The deal offered a five-percentage-point fee in two years to holders of the GDP-linked note and zero fees to holders of Ukraine’s other bonds.

Ukraine timed the deal to capitalize on widespread support for its underdog fight against Russia, betting that international money managers wouldn’t risk public criticism by holding out, the people familiar with the matter said. 

Only four bondholders initially agreed to publicly support the deal when Ukraine announced it on July 20: BlackRock, Fidelity and the hedge-fund managers Amia Capital LLP and Gemsstock Ltd. Mr. Butsa went to Paris, where Rothschild is based, and spent two weeks cajoling investors to sign on during back-to-back Zoom meetings. 

Some held back. Pimco didn’t consent until Aug. 10, the expiration date of the deal, the people familiar with the matter said. Ultimately, holders of more than 75% of the country’s bonds agreed.

“I’ve never heard of anything quite like this,” said Mark Weidemaier, a law professor at the University of North Carolina specializing in government debt. “It was driven by fear of reputational damage to the investors.”

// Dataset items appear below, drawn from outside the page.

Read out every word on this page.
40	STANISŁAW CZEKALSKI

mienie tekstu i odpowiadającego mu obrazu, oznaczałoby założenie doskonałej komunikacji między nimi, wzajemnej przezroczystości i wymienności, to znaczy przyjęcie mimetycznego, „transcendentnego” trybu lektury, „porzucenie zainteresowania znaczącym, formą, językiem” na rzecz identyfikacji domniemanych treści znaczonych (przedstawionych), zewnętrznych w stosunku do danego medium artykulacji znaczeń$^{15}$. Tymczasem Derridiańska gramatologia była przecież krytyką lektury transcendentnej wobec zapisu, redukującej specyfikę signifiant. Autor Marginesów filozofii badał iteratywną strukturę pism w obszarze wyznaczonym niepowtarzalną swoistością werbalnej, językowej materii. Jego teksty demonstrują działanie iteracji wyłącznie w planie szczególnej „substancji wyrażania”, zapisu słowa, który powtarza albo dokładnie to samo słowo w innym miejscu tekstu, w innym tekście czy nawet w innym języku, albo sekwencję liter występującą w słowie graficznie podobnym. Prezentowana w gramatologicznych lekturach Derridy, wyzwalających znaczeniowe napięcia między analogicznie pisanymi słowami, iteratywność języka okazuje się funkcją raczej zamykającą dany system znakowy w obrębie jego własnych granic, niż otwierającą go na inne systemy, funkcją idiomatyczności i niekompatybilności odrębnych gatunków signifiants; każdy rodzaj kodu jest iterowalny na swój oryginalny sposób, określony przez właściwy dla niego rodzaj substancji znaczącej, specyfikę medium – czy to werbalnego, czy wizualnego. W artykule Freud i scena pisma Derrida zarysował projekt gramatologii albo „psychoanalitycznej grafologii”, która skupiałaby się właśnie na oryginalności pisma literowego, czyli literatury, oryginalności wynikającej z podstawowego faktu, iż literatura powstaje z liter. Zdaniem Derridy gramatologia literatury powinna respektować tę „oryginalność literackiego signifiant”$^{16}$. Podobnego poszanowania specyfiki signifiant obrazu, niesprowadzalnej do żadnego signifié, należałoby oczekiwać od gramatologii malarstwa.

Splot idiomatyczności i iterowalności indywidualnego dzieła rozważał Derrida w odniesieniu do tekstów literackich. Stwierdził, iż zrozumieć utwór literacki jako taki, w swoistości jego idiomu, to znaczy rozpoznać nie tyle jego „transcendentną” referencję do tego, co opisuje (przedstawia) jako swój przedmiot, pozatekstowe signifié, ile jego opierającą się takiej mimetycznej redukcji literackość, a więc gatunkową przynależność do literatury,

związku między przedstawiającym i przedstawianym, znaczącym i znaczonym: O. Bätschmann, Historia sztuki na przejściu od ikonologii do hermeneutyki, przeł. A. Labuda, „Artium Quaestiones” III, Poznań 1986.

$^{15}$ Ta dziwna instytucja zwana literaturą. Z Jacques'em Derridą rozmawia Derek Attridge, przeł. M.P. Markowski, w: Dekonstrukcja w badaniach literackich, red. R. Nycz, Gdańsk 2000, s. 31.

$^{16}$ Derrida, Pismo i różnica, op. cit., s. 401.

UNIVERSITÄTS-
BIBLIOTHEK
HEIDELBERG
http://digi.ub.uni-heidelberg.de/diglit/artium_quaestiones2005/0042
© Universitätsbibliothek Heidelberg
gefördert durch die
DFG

Now the Finance Ministry faces a far more challenging task, getting private investment funds to commit new capital to Ukraine despite the continuing war and the country’s spotty record on corruption

One way to bolster market confidence would be for Ukraine to borrow money using assets or guarantees put up by Western institutions, much as individuals with low credit scores get co-signers to help them obtain bank loans. The idea borrows from the Brady Plan, under which Latin American and Asian countries sold debt backed by specially issued U.S. Treasury bonds to clean up their finances.

To achieve something similar, Ukraine needs political buy-in from backers, most likely the U.S., the U.K. and the European Union. It will also need involvement from a multilateral bank, such as the IMF, and buy-in from potential investors, such as BlackRock. 

Ukrainian finance officials hope to get the support soon, before international goodwill wanes. “People are generally much more supportive in times of war than in times of rebuilding,” Mr. Butsa said.